Tears now came to Charlotte's eyes, as she remembered Phoebe whirling with joy only days before, when the path of her young life had seemed clear. How she wished she'd been more inquisitive while the girl was still alive! Hannah, too, had obvious regrets--though she was as yet unable to weep for one who would soon have become her daughter. She could not even speak Phoebe's name; rather, she seemed to be brooding, enough so that Mrs. Willett feared for her well-being, and suggested a dose of valerian from her simples chest, for sleep. The idea had frozen the distraught woman further, as if she somehow dreaded the prospect. Yet sleep would be needed, Mrs. Willett knew, before any of them could begin to forget. Time must pass: there was no other hope. For Phoebe had left them, never to return.
A short while later, seeking comfort in her own bed, Charlotte lay grateful under a warm quilt. But as she felt the clarity of the day fade, she continued to think. Lem said he'd been awakened, he supposed by moonlight, long after he'd gone to bed. Something had lifted him from sleep--a noise, or the light, or a moving shadow. And well out of hearing, she had been roused at the same time, for she had heard a different clock strike three.
Could it possibly be, she wondered, tingling at the thought, as it was with Aaron? For years there had been that occasional brush of a hand on her cheek, with no one there; the echo of soft steps, which Orpheus, too, seemed sometimes to hear; a recurring scent of horehound. Lately, such impressions had lessened, but Aaron Willett was with her still. Now, could there be another? Last night--could Lem have heard a life end, while she woke to sense a new beginning?

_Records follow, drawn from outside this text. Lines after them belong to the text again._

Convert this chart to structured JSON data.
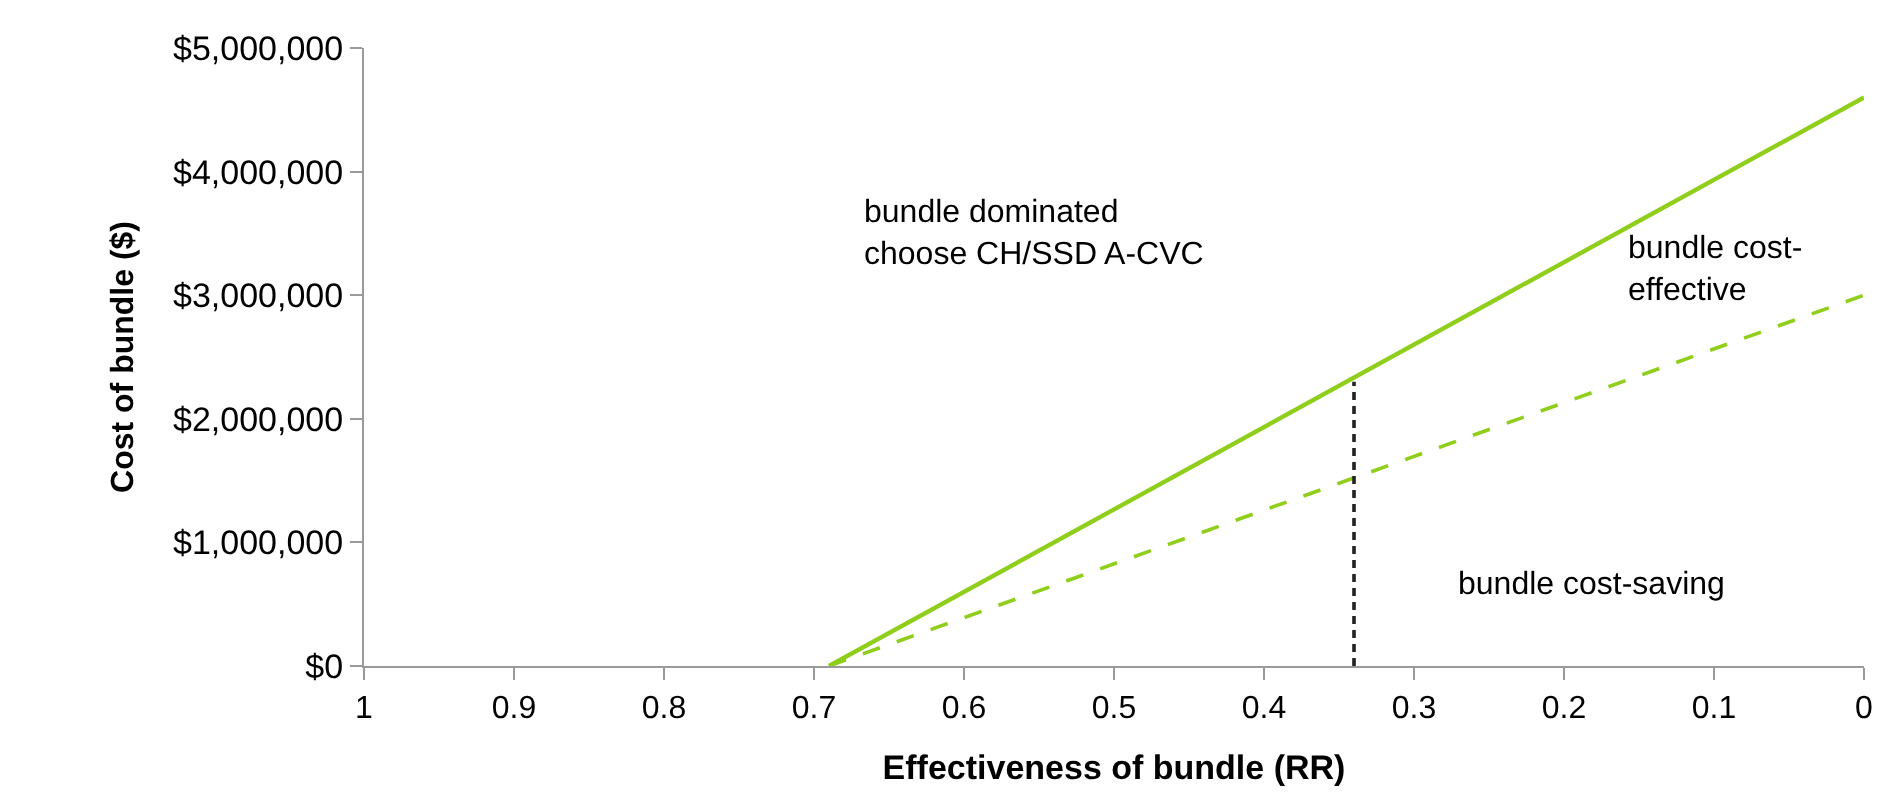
{
  "chart_data": {
    "type": "line",
    "xlabel": "Effectiveness of bundle (RR)",
    "ylabel": "Cost of bundle ($)",
    "xlim": [
      1,
      0
    ],
    "xticks": [
      1,
      0.9,
      0.8,
      0.7,
      0.6,
      0.5,
      0.4,
      0.3,
      0.2,
      0.1,
      0
    ],
    "ylim": [
      0,
      5000000
    ],
    "yticks": [
      {
        "value": 0,
        "label": "$0"
      },
      {
        "value": 1000000,
        "label": "$1,000,000"
      },
      {
        "value": 2000000,
        "label": "$2,000,000"
      },
      {
        "value": 3000000,
        "label": "$3,000,000"
      },
      {
        "value": 4000000,
        "label": "$4,000,000"
      },
      {
        "value": 5000000,
        "label": "$5,000,000"
      }
    ],
    "grid": false,
    "legend": false,
    "marker": "none",
    "series": [
      {
        "x": [
          0.69,
          0
        ],
        "values": [
          0,
          4600000
        ],
        "color": "#8fce1a",
        "line_style": "solid"
      },
      {
        "x": [
          0.69,
          0
        ],
        "values": [
          0,
          3000000
        ],
        "color": "#8fce1a",
        "line_style": "dashed"
      },
      {
        "x": [
          0.34,
          0.34
        ],
        "values": [
          0,
          2300000
        ],
        "color": "#222222",
        "line_style": "dashed"
      }
    ],
    "annotations": [
      "bundle dominated\nchoose CH/SSD A-CVC",
      "bundle cost-\neffective",
      "bundle cost-saving"
    ]
  }
}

She hardly liked the idea, which went against her faith in Nature, and her trust in Reason. If others were to suspect such a thing, it could certainly give encouragement to those who accused her of being willful and dangerous--including Christian Rowe--even though spirits had long been a part of religious belief. In fact, she knew some of her most pious neighbors feared the walking dead. When the day ended, and fires burned low, there was more than entertainment, she felt sure, in the ghostly tales they continued to tell their children.
But were not even the most learned inclined to believe in such things, given a proper incentive? Who was not moved by the shade of Hamlet's father, or Banquo's ghost? Charlotte hardly knew what others might believe, but she suspected it was probably more than most would be willing to admit.
At any rate, she decided, she would continue to keep her own counsel in this, for she had, after all, grown used to discovering things for herself. Unnatural or not, death required a sorting out, before life could move on. In that, she might help. She would start by sifting quietly, employing her intelligence. Soon she might ask a few more questions.
After that, thought Mrs. Willett, she might, perhaps, go just a little farther.